The US “visit is of great importance at this time because the Chinese military exercise is (intended) to deter US congressmen from visiting Taiwan,” said Lo Chih-cheng, the chairman of the Taiwanese Foreign and National Defense Committee. legislator, after his meeting. with US lawmakers.
“Their visit this time proves that China cannot stop politicians from any country from visiting Taiwan, and it also conveys an important message that the American people stand behind the Taiwanese people,” Lo said.
A senior White House official on Asia policy said last week that China had used Pelosi’s visit as a pretext to launch a more intense pressure campaign against Taiwan, bringing peace and stability to the Taiwan Strait and the wider region. was endangered.
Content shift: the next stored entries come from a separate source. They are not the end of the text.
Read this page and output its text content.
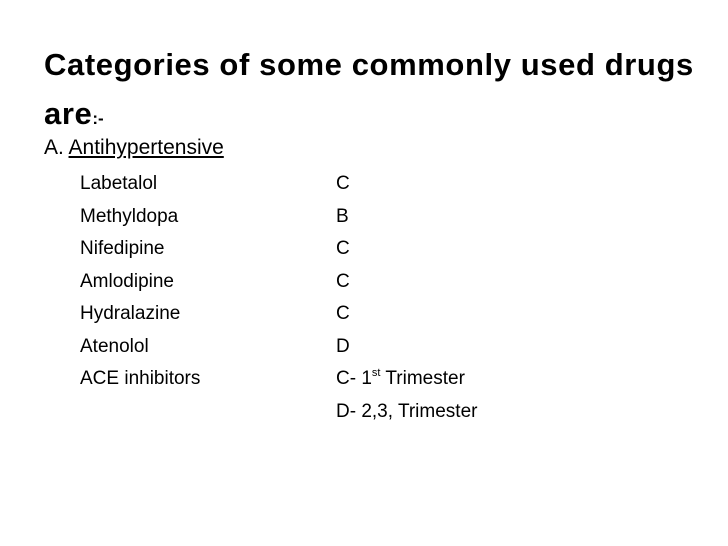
Categories of some commonly used drugs are:-
A. Antihypertensive
Labetalol	C
Methyldopa	B
Nifedipine	C
Amlodipine	C
Hydralazine	C
Atenolol	D
ACE inhibitors	C- 1st Trimester
D- 2,3, Trimester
“China has overreacted and its actions remain provocative, destabilizing and unprecedented,” Kurt Campbell, a deputy aide to US President Joe Biden, said during a phone call with reporters on Friday.
Campbell said the US would send warships and planes through the Taiwan Strait in the coming weeks and is working on a roadmap for trade talks with Taiwan, which the US says the US will announce in the coming days.
Aside from the geopolitical risks of escalating tensions between two world powers, a prolonged crisis in the Taiwan Strait could have major implications for international supply chains at a time when the world is already dealing with disruptions and uncertainty in the wake of the coronavirus pandemic and the war in Ukraine. In particular, Taiwan is a vital supplier of computer chips to the global economy, including China’s high-tech sectors.
This week’s five-member congressional delegation planned to meet with representatives from both the government and the private sector. Investments in Taiwan’s crucial semiconductor industry and easing tensions in the Taiwan Strait would be key topics of discussion.
The other members of the delegation are Republican delegate Aumua Amata Coleman Radewagen, a delegate from American Samoa, and Democrats John Garamendi and Alan Lowenthal from California and Don Beyer from Virginia.